With StarCraft being a single player game, a team is just all possible members that could match-up against another school’s players. Players have a specific character class, and usually, don’t vary. In other e-sports, your role or character can vary from game to game, but in StarCraft, once you master a certain class you usually only play in that class of characters.

Since the game and its decisions all take place in real-time, multitasking is one of the most crucial skills to be successful in the game. It is also a game where the ability in a casual player is much lower than a professional’s. The amount of mechanical skill required to play the game at its highest level is much greater than most casual players will have.

In other words, StarCraft is an intense experience. The game’s influence is felt far from South Korea, as international interest is growing. The impact is felt all the way to MSU.

Credit Sam Tracy

“This year was the first time in the history of StarCraft that a foreigner (someone not from Korea) won the World Championship,” Estapa said. “That is something that has brought a lot of new people into the scene. On campus, we have had our largest membership increase since I started the club three years ago.”

Club member Sam Tracy sees the game translating well beyond Korea.

“There’s been a lot of growth in the foreigner scene recently due to foreigners catching up to the dominant Koreans,” said Tracy, who is the club’s public relations representative. “The viewership is up on Twitch as well for tournaments. Naturally, I think more people are willing to play.”

The Collegiate Starleague was founded in 2009 as a strictly StarCraft league but has added several other e-sports over the years. It is among the most prominent college-level StarCraft tournament in North America.
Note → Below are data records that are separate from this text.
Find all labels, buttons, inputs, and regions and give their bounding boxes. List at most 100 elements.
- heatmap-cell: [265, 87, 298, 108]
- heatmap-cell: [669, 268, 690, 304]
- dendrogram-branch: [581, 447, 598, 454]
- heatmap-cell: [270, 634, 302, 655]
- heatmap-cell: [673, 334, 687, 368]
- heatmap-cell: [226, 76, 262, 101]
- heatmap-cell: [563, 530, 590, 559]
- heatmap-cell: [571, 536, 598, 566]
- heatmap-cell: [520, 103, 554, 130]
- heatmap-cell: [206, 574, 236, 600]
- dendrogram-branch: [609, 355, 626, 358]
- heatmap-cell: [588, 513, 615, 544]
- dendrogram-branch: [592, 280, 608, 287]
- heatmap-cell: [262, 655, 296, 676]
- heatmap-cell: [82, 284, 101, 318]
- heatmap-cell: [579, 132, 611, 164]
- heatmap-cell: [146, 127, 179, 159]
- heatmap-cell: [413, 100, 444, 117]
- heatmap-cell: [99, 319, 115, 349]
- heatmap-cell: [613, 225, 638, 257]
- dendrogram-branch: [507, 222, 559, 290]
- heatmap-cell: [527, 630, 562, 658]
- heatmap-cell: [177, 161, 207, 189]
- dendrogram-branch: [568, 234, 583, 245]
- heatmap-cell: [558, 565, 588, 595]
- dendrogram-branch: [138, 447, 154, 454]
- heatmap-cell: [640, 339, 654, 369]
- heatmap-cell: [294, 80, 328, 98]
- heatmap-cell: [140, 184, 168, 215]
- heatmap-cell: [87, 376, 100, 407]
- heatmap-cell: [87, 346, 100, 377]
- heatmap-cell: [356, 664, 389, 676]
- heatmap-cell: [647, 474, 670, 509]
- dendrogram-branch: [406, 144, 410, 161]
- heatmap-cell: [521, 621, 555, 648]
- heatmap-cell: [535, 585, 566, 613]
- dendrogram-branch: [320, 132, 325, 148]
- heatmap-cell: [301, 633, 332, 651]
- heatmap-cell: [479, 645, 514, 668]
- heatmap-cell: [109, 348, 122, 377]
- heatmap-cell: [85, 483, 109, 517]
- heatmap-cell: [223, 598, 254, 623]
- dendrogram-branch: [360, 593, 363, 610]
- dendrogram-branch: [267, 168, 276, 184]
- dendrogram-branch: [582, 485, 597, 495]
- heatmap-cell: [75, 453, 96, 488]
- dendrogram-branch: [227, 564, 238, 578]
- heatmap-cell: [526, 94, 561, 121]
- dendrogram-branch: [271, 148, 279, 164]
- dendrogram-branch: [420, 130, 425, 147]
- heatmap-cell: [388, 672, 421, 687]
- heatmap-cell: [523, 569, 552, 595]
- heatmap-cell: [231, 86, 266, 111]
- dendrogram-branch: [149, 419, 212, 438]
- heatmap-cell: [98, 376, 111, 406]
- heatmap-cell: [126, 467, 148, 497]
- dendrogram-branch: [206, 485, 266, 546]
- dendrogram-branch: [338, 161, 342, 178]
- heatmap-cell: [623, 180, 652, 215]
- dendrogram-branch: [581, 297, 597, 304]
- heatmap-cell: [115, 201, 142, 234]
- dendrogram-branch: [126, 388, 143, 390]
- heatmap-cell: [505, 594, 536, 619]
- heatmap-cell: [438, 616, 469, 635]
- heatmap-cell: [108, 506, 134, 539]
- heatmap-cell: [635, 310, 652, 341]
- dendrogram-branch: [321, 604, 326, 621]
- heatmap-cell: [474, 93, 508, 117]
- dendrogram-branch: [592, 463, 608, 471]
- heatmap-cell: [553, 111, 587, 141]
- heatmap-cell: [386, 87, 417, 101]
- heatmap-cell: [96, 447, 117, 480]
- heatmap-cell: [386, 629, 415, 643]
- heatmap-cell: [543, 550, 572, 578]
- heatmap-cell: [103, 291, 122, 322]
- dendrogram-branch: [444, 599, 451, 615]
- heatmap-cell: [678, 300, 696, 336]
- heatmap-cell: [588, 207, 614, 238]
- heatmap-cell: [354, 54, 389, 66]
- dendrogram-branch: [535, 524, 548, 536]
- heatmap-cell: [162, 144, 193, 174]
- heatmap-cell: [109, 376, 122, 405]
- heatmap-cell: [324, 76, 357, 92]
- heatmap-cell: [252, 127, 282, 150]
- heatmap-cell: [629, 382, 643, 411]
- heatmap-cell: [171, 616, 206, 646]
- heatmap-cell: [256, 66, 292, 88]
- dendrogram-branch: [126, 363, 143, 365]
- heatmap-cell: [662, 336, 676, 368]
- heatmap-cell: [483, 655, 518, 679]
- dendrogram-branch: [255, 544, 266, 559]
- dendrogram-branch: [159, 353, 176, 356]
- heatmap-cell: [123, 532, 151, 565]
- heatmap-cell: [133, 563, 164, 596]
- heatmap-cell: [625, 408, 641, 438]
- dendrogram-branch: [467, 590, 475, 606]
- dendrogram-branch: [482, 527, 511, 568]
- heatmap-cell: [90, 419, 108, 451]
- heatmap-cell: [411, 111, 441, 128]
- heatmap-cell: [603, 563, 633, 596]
The most consistently successful collegiate SC II team is Temple, twice runners-up (2015-16, 2016-17) before winning the tournament last year.

Credit Sam Tracy

This year, Michigan State’s competitive team is competing in a different league, put on by Tespa. The Spartans reached the playoffs and will play the University of Waterloo in the round of 16 on Dec. 8.

“CSL has a group format where you play teams from your own region, whereas Tespa you play against other colleges around your skill level no matter where they are from,” said Estapa. “We did CSL the last two years, so we thought we would try to change it up this year.”